Le Guide Ali Khamenei tué : le début d'une nouvelle ère pour l'Iran ?

La mort du dirigeant iranien ouvre une ère d’incertitude dans le pays. Si la succession du plus haut dignitaire est réglementée, les frappes américaines et israéliennes ont désorganisé le système politique.

Le Guide Ali Khamenei tué : le début d'une nouvelle ère pour l'Iran ?

C’est une nouvelle ère qui s’ouvre en Iran avec la mort d’Ali Khamenei. Le Guide suprême n’était pas seulement la plus haute autorité religieuse du pays, il incarnait sa politique anti-israélienne et antiaméricaine depuis trente-sept ans. À 86 ans, l’homme, qu’on n’avait rarement vu sourire, était le doyen des dirigeants du Moyen-Orient. Ses portraits inondaient les rues de Téhéran et celles des villes du reste du pays. Mais depuis plusieurs mois, le vieil homme se savait traqué.

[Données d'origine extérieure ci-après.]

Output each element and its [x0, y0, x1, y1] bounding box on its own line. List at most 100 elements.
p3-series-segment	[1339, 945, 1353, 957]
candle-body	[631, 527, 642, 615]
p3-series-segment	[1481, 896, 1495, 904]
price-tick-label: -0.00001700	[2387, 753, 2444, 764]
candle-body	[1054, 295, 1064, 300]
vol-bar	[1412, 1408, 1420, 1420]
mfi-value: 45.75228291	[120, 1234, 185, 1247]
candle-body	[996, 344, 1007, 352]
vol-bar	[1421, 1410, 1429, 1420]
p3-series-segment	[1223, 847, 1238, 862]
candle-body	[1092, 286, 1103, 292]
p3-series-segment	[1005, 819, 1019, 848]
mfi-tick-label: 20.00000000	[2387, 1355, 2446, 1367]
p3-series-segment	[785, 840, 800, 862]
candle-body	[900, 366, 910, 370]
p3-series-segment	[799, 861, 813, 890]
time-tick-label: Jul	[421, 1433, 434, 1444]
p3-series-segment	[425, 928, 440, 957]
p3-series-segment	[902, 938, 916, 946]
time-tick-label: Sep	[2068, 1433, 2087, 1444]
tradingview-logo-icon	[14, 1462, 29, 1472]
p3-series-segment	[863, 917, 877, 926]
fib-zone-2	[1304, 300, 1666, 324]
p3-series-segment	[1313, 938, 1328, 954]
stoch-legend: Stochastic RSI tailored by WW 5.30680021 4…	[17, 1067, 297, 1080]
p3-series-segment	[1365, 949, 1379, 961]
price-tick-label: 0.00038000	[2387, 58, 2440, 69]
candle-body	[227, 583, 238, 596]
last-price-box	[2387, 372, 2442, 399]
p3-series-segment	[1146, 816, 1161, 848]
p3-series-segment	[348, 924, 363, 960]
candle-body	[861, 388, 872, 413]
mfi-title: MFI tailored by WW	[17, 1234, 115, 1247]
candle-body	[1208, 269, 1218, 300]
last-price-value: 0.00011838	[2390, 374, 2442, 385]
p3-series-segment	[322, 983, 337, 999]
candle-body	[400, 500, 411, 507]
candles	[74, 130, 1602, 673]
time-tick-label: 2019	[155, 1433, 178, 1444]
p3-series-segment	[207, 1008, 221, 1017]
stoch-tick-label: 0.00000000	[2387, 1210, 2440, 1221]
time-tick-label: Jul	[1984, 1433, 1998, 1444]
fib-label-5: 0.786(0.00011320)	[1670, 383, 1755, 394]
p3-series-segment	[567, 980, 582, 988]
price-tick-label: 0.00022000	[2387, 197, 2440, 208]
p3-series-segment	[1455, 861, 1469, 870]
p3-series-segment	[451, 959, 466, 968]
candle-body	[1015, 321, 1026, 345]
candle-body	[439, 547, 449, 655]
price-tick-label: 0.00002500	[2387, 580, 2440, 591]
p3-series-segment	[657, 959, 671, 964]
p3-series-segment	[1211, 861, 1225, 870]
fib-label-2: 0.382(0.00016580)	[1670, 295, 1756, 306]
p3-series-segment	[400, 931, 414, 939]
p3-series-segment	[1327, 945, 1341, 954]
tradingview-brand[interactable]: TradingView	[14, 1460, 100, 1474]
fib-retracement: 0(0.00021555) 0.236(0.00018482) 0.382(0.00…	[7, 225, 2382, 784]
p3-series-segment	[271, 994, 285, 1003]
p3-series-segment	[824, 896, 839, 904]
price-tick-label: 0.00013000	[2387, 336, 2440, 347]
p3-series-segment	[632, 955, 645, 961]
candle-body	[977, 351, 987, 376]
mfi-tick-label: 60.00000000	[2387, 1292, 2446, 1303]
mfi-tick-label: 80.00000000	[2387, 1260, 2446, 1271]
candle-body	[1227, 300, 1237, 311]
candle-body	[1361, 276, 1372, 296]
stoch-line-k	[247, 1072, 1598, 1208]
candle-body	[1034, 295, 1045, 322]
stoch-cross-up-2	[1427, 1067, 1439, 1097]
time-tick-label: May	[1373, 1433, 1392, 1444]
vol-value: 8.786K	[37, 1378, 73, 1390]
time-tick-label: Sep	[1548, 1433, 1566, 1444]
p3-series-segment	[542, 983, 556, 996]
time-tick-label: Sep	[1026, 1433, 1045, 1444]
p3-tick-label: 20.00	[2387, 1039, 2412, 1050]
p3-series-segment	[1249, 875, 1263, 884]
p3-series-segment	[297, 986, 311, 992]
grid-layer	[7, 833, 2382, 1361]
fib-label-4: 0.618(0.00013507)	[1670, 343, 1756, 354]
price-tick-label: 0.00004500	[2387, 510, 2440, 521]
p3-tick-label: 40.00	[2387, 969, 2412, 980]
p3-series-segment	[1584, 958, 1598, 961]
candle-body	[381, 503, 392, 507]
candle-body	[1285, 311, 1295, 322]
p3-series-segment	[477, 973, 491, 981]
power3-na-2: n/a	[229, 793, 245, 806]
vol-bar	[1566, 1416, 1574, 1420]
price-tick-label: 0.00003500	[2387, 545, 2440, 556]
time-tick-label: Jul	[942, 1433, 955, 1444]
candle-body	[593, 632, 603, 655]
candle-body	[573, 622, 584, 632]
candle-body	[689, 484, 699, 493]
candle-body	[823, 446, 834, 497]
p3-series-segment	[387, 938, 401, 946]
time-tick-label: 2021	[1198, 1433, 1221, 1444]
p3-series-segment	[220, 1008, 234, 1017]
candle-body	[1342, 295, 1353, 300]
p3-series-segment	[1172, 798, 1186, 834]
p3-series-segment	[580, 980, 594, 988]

Il n’était pas apparu en public depuis la guerre de douze jours de juin 2025, lancée par Israël pour tenter de détruire le programme nucléaire iranien. Les rares discours d’Ali Khamenei étaient alors enregistrés avant d’être diffusés.

Donald Trump confirme la mort d'Ali Khamenei

Ce fils d’un imam de la ville de Machhad, dans le nord-est de l’Iran, avait longtemps été un fidèle de l’imam Rouhollah Khomeyni, premier Guide de la République islamique qui avait renversé l’autoritaire chah d’Iran en février 1979.

Khamenei a fait ses preuves en tant que président pendant les huit années de la terrible et meurtrière guerre avec l’Irak, qui aurait fait près de 1 million de morts en Iran. C’est tout naturellement qu’il avait alors été choisi pour succéder à Khomeyni à sa mort en juin 1989.

Celui qui se vantait d’aimer Victor Hugo et Les Misérables a petit à petit transformé sa position en implacable pouvoir personnel. Devenu décideur suprême, l’homme était de plus en plus critiqué ces dernières années pour son jusqu’au-boutisme à propos du programme nucléaire, isolant le pays sur la scène internationale et entraînant une dégradation de l’économie en raison notamment des sanctions. C’est d’ailleurs la crise économique

sans précédent qui a déclenché le mouvement de protestation du bazar fin décembre, qui s’est étendue à tout le pays en janvier.